How to Face Rejection, Especially When You’re the One Doing the Rejecting
In the publishing world, rejection comes with the territory. I don’t know of any writer worth her salt that hasn’t been turned down for a proposal or already completed work. Knowing it’s happened to the best of us brings me comfort when my own work is rejected, and it’s what I draw upon when I’m the one delivering the bad news. And I deliver that bad news on a regular basis as the editor-in-chief of an IT publication that receives more submissions than we can publish.
I’m about to provide some tips for writers, but the same principals can apply to many other areas of work and life. So even if landing a byline in The New Yorker or a six-figure book contract is not your goal, you may still learn a thing or two.
1. Be gentle…and be quick about it. Always remember that this person you’re about to reject likely has already invested some personal equity—they’ve done research (including on you), maybe even written a draft that took hours, days, weeks, months…who knows. You may not be their first choice, or even their fourth or fifth. But their effort needs to be acknowledged and then a clear explanation of why it won’t work needs to be given. What I do: I find a kernel of a good idea within a bad proposal or manuscript and suggest they work from there and resubmit, provided that new idea has legs. Or, I’ll suggest another publication it might be worth submitting in current or future form. It keeps hope alive, but also in check.
Along the same lines, no one likes hearing bad news, whether on the phone, in person or in an email or text. And we all know it’s bad form to send such news in a text. So don’t put off letting down someone once a decision is made. The longer you wait, the more false hope it gives that deliberations are working in their favor. Show respect by responding in a timely manner.

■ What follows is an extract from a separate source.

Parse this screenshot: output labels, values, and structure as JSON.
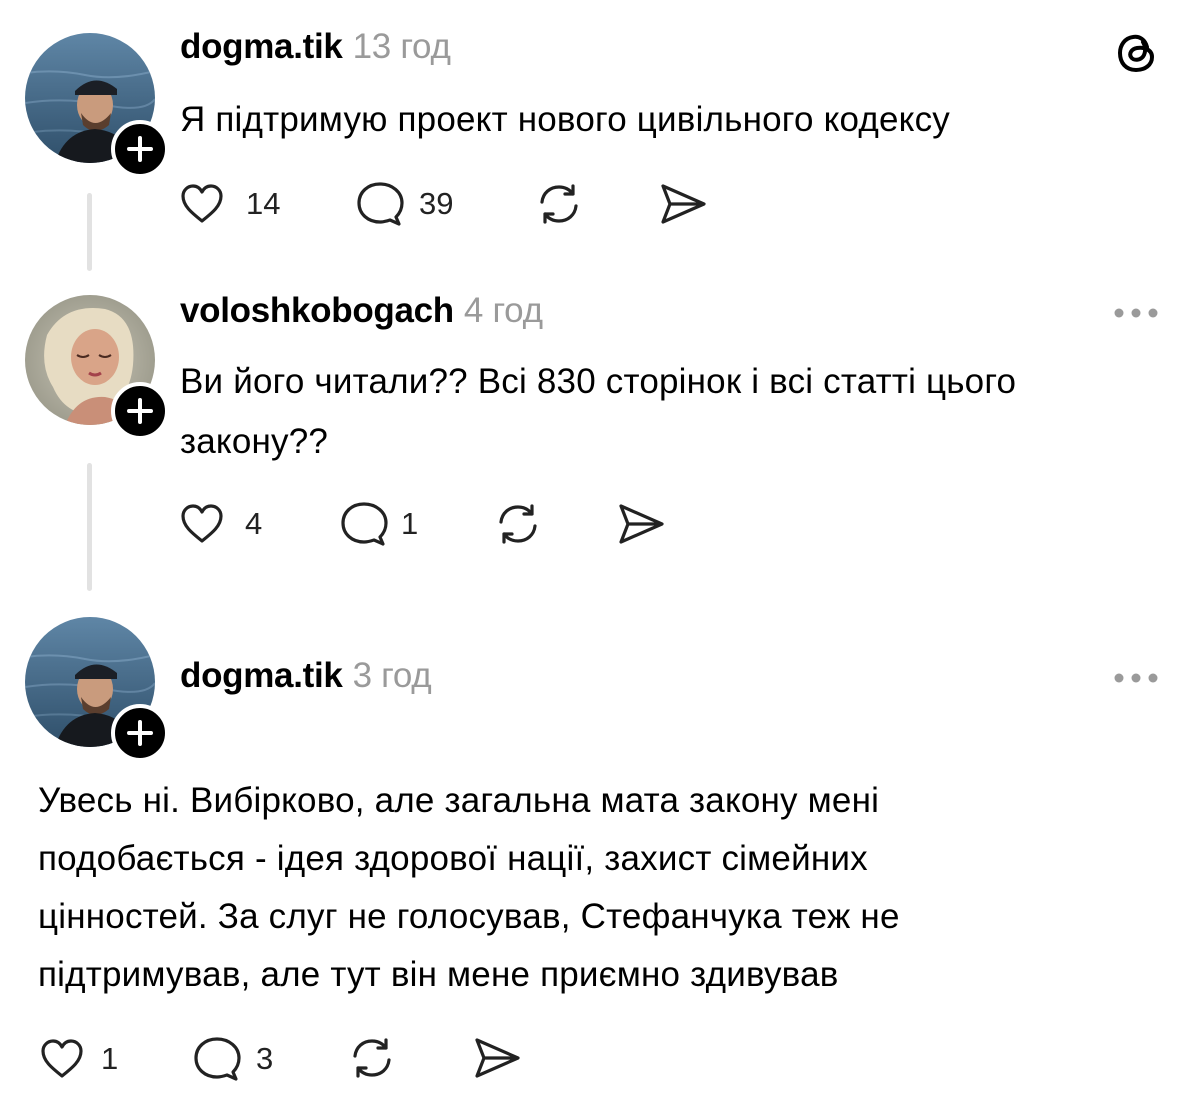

2. It’s not you, it’s me. Sometimes good works get pitched to the wrong publications. When I’m first approached, I send our Writer Guidelines and see what comes back, now that the writer is aware of our editorial standards and publishing rights. I think about 50% continue to pursue a relationship. Be upfront about any conflicts or concerns so everyone knows where you’re coming from. Then you may not have to issue a formal refusal; it’ll happen on its own.
3. Your timing is all wrong. Dynamic, online publications, like blogs and eZines, can post an accepted piece quickly, but if you want your work in a print or digital publication on a monthly, bimonthly or quarterly schedule, you have to submit work months ahead of time and according to an editorial calendar (which every publication has).
Sometimes, too, your timing is all right. I’ve had an assignment fall through just before a deadline and—lo and behold!—another, unsolicited piece in good shape shows up in my inbox the same week. This doesn’t happen often, though.
4. Spare me the details—to a certain point. Sometimes I’ll open an email solicitation, see a screenful of words, and close it for later. Brevity is a virtue (and indicator of writing skills). Start with spelling an editor’s name correctly in the salutation and one (short) paragraph to introduce yourself and what qualifies you to write on a topic. Then write another paragraph of specifics and/or use bullet points to highlight what makes it different from all the other pieces on the same topic. End with a link to your other published works. This last point is important; if you haven’t been published elsewhere, then have blog posts or LinkedIn posts ready to send. And if you don’t have those, you now have a new homework assignment.
5. This doesn’t mean it’s over. When I reject a writer, I always leave the door ajar for future collaborations. Some take me up on the offer and others take me off their list. Just beware that some people will be fueled by your words and others will let them fester. I once sent an unsolicited manuscript back to someone who replied with some harsh words for me—all because I asked him to further explain a couple of points in the piece I was considering. I saw it as conditional acceptance; he viewed it as questioning his intellect. The conversation ended there.
Remember that rejection is also about customer service and shapes your corporate and personal brand. Show respect for others’ earnest efforts and you’ll reap it in return. That goes for any endeavor in which you have power over other people’s work.